Opening Performance, Noam Dorr

Noam Dorr is the author of Love Drones (Sarabande Books), which was recently featured in Poets & Writers Magazine as one of the best debut nonfiction books of 2019. His work has appeared in Gulf Coast, Seneca Review, Passages North, and other places. His essay, "Love Drones," won the Gulf Coast Essay Prize and was a notable essay in the Best American Essays 2016. Born and raised in Kibbutz Givat Haim, Israel, he is a former Fulbright scholar and received his MFA in Creative Writing from the University of Arizona. Dorr is currently a doctoral candidate in the Literature and Creative Writing Ph.D. program at the University of Utah and the International Essayists Columnist at Essay Daily.
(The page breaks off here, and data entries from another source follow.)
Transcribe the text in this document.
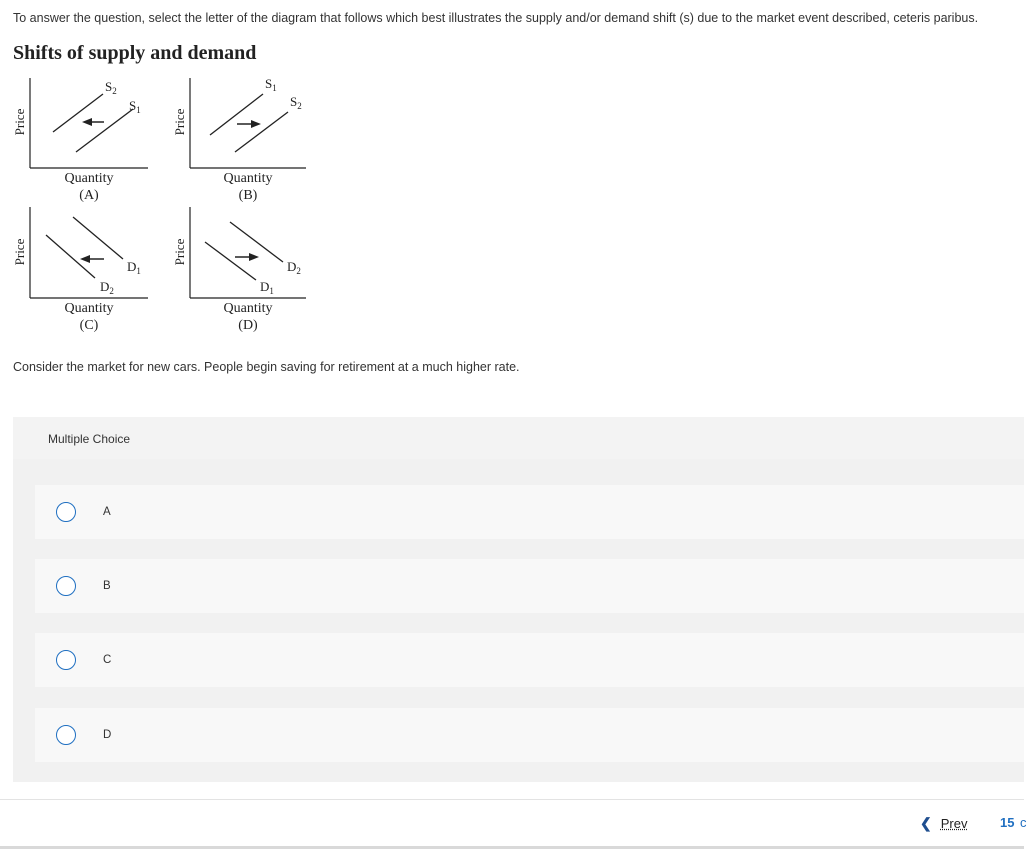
To answer the question, select the letter of the diagram that follows which best illustrates the supply and/or demand shift (s) due to the market event described, ceteris paribus.
Shifts of supply and demand
Price
$S_2$
$S_1$
Quantity
(A)
Price
$S_1$
$S_2$
Quantity
(B)
Price
$D_2$
$D_1$
Quantity
(C)
Price
$D_1$
$D_2$
Quantity
(D)
Consider the market for new cars. People begin saving for retirement at a much higher rate.
Multiple Choice
A
B
C
D
❮ Prev	15 c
Panelist, Daniel Gray-Kontar

Daniel Gray-Kontar is a poet, teacher, youth mentor, rapper, journalist, and education activist. He has worked as an advocate for social transformation in the city of Cleveland for more than 25 years. Gray-Kontar is an education consultant for the Kennedy Center for the Performing Arts; writer-in-residence at MOCA Cleveland; the former chair of the Literary Arts Department at the Cleveland School of the Arts; and a former graduate school fellow at UC Berkeley's College of Education. His work in arts education has been showcased on PBS Newshour. Gray-Kontar has lectured at universities, public schools, arts organizations and scholarly conferences across the US. His Ted Talk discussing youth leadership in public school education has affected the ways public school administrators think about the inclusion of youth and their families in the process of re-making school cultures and curricula.

Panelist, Noor Hindi

Noor Hindi (she/her) is a Palestinian-American poet who is currently pursuing her MFA in poetry through the NEOMFA program. Her poems have appeared or are forthcoming in The Rumpus, Winter Tangerine, Tinderbox Poetry, and Cosmonauts Avenue. Her essays have appeared in or are forthcoming in Literary Hub and American Poetry Review. Hindi is a Senior Reporter for The Devil Strip Magazine. Follow her on Twitter @MyNrhindi, or visit her website at noorhindi.com.

 

Panelist, Christine Howey

Christine Howey is the executive director of Literary Cleveland. She was the Poet Laureate of Cleveland Heights, Ohio from 2016-2018., and has had four chapbooks of poetry published. Christine has also been a stage actor, director, and theater critic. Her one-person stage play of poetry about her transgender journey, Exact Change, was performed at Cleveland Public Theatre, Playhouse Square and the New York International Fringe Festival. It has recently been turned into a feature film.

Panelist, Zachary Thomas 

Born in Washington, D.C. and raised in Dayton, Ohio, Zachary Thomas graduated from John Carroll University in 2018. He studied creative writing and professional writing, and literature, which complements his background as one of the founders and program director of Writers in Residence, an organization that teaches creative writing to youth who are incarcerated in jails and prisons across Ohio. As an Anisfield-Wolf Book Awards Fellow, he had the opportunity to expand and develop cohorts at Oberlin College, Hiram College, College of Wooster, and Youngstown State University. Zach was recently one of the inaugural residents of the Baldwin House Residency with Twelve Literary Arts, which gave him the space and time to continue his writing outside of an academic setting surrounded by young prolific writers of color in northeast Ohio.

Panelist, Catherine Wing

Catherine Wing is the author of two collections of poetry, Enter Invisible and Gin & Bleach. Her poems have been published in such journals as Poetry, The Nation, and Tin House, featured on The Writer's Almanac, and included in Best American Erotic Poems and Best American Poetry. She teaches at Kent State University and is currently serving as the Director of the NEOMFA, the nation’s only consortial program in Creative Writing.